Ed è distinta per una ben semplice ragione: se nella prima il Moro ha «e panni e mani innanzi» (solito atteggiamento della Fortuna che, spinta da un vento favorevole, sparge i beni), non può nello stesso tempo coprire «col lembo della vesta» il giovanetto, e minacciare con la verga dorata la Povertà: altrimenti avrebbe quattro mani!

Il tesoro di Gian Galeazzo e d’Isabella fu incettato da Lodovico; dunque, questa traccia leonardesca — fu concluso — rappresenta nel giovanetto fuggente il Duca stesso che lo zio salva dalle strette della povertà: Leonardo così giustificava la condotta del Moro.

Veramente, ecco, per un ingegno tanto sottile e complesso com’era anche nelle allegorie (e lo vedremo) l’ingegno di Leonardo, bisogna confessare che l’invenzione per un caso così delicato sarebbe abbastanza grossolana.

Il Moro, rappresentato qui neppur simbolicamente, ma in persona, avrebbe di necessaria conseguenza voluto che anche il Duca fosse ritratto al naturale: e allora, perchè Leonardo non lo nomina?

Del resto, chi nella Corte ducale non avrebbe riso in cuor suo vedendo Giovan Galeazzo fuggire dinanzi alla Povertà? e quando mai n’era stato minacciato?

Povero accorgimento anche da parte del Moro una rappresentazione solo in parte simbolica di tal fatta!
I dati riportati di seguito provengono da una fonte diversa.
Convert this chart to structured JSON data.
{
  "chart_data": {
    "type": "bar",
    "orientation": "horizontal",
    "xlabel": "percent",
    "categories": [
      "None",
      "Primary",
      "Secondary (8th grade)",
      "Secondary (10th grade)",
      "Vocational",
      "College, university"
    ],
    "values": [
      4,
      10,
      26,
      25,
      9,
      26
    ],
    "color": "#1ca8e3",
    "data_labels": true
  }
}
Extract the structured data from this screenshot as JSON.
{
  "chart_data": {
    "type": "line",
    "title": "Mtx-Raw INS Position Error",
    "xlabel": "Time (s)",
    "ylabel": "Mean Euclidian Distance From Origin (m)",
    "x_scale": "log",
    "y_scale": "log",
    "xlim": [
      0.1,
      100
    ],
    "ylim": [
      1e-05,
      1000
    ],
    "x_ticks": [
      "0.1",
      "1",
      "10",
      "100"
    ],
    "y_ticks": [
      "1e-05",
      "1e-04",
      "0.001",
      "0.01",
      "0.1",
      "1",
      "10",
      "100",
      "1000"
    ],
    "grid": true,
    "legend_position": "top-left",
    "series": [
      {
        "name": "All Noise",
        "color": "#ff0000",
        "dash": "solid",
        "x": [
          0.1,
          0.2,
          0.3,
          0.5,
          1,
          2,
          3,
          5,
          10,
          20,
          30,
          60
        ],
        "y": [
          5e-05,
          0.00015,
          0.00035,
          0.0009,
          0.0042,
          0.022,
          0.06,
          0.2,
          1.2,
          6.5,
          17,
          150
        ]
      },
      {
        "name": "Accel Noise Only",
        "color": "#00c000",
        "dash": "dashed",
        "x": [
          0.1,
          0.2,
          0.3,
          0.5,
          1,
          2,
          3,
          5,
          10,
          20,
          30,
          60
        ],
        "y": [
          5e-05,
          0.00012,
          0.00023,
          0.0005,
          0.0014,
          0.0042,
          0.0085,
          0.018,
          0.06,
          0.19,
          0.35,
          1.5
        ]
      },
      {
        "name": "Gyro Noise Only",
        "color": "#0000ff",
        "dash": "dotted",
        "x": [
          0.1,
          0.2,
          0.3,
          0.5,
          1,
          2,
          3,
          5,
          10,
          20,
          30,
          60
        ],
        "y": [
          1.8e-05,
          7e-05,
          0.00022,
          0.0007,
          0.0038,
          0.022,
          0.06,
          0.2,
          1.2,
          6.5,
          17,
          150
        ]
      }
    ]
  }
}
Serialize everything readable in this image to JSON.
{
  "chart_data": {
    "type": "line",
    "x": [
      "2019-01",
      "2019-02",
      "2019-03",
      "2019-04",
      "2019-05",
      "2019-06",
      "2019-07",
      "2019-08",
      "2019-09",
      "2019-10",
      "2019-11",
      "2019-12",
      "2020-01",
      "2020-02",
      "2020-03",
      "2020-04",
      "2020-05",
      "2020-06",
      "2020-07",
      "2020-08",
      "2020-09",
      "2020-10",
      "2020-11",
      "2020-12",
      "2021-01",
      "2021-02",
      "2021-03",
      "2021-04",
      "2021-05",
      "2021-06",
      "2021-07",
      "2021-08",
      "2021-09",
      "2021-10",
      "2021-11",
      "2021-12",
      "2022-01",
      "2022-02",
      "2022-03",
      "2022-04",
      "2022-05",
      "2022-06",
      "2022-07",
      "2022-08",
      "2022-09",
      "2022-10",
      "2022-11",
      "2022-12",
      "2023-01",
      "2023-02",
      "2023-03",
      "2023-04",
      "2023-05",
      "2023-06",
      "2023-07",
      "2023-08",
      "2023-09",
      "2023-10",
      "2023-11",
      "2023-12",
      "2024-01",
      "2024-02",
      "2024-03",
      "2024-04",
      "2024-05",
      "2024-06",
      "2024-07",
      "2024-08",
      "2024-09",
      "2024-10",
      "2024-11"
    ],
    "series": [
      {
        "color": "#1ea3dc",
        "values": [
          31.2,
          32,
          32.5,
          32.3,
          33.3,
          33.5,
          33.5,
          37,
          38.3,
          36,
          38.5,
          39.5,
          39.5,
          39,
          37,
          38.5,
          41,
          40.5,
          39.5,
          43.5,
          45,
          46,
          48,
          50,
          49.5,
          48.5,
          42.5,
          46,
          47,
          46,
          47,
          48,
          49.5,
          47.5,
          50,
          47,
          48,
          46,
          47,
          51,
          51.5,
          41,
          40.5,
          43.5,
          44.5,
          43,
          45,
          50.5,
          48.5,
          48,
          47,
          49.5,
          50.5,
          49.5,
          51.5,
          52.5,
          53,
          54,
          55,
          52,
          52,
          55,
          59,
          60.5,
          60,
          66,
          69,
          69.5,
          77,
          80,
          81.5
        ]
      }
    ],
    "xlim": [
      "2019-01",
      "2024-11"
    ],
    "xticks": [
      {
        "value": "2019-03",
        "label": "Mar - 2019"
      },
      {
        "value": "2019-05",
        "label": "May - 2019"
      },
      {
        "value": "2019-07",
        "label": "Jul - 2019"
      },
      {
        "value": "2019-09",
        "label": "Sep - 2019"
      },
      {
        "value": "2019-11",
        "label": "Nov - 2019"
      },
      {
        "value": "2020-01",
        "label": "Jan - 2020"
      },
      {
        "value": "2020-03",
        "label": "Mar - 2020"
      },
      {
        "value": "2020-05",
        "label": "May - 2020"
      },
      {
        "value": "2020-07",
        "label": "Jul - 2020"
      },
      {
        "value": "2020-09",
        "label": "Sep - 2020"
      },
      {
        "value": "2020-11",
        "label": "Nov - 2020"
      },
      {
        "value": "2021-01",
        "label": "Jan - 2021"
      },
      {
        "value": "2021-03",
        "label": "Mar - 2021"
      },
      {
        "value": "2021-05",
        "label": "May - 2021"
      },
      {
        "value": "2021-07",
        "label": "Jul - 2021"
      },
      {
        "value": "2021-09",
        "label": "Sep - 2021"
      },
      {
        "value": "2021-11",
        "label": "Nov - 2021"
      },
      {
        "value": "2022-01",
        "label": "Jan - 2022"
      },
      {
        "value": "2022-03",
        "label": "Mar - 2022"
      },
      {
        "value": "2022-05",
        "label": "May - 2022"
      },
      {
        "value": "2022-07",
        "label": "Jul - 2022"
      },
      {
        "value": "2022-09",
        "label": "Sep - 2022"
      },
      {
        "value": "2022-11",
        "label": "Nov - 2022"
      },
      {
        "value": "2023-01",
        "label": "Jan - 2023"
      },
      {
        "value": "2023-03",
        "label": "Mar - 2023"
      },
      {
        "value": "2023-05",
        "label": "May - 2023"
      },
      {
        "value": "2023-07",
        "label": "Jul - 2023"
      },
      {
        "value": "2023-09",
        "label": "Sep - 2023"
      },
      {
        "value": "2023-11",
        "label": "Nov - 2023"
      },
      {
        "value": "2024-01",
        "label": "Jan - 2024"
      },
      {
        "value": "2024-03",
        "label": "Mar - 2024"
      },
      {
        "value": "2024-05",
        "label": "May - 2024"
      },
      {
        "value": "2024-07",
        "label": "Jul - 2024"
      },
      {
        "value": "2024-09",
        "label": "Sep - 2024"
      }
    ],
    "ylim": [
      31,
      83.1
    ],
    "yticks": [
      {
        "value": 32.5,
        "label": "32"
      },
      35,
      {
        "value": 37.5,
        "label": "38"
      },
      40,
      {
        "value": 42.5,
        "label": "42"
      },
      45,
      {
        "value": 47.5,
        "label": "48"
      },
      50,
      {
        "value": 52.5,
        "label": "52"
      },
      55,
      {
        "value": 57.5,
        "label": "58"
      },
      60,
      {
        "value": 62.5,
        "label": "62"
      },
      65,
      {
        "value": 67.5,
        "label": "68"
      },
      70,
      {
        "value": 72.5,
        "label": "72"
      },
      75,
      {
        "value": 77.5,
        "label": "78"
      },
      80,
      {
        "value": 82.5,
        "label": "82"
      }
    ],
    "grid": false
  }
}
Bella maniera di giustificarsi!

È molto più naturale lasciare le cose come Leonardo stesso le ha scritte: lasciare il giovanetto anonimo, e vedere in questa seconda fantasia dell’artista semplicemente un’altra glorificazione della liberalità del Moro.

Con le due tracce ora esaminate non ha poi nulla a vedere questa terza, e non so proprio come il Solmi abbia potuto fare di tutte tre una sola:

«Erba colle radice insù. Per uno che fussi sul finire la roba o la grazia».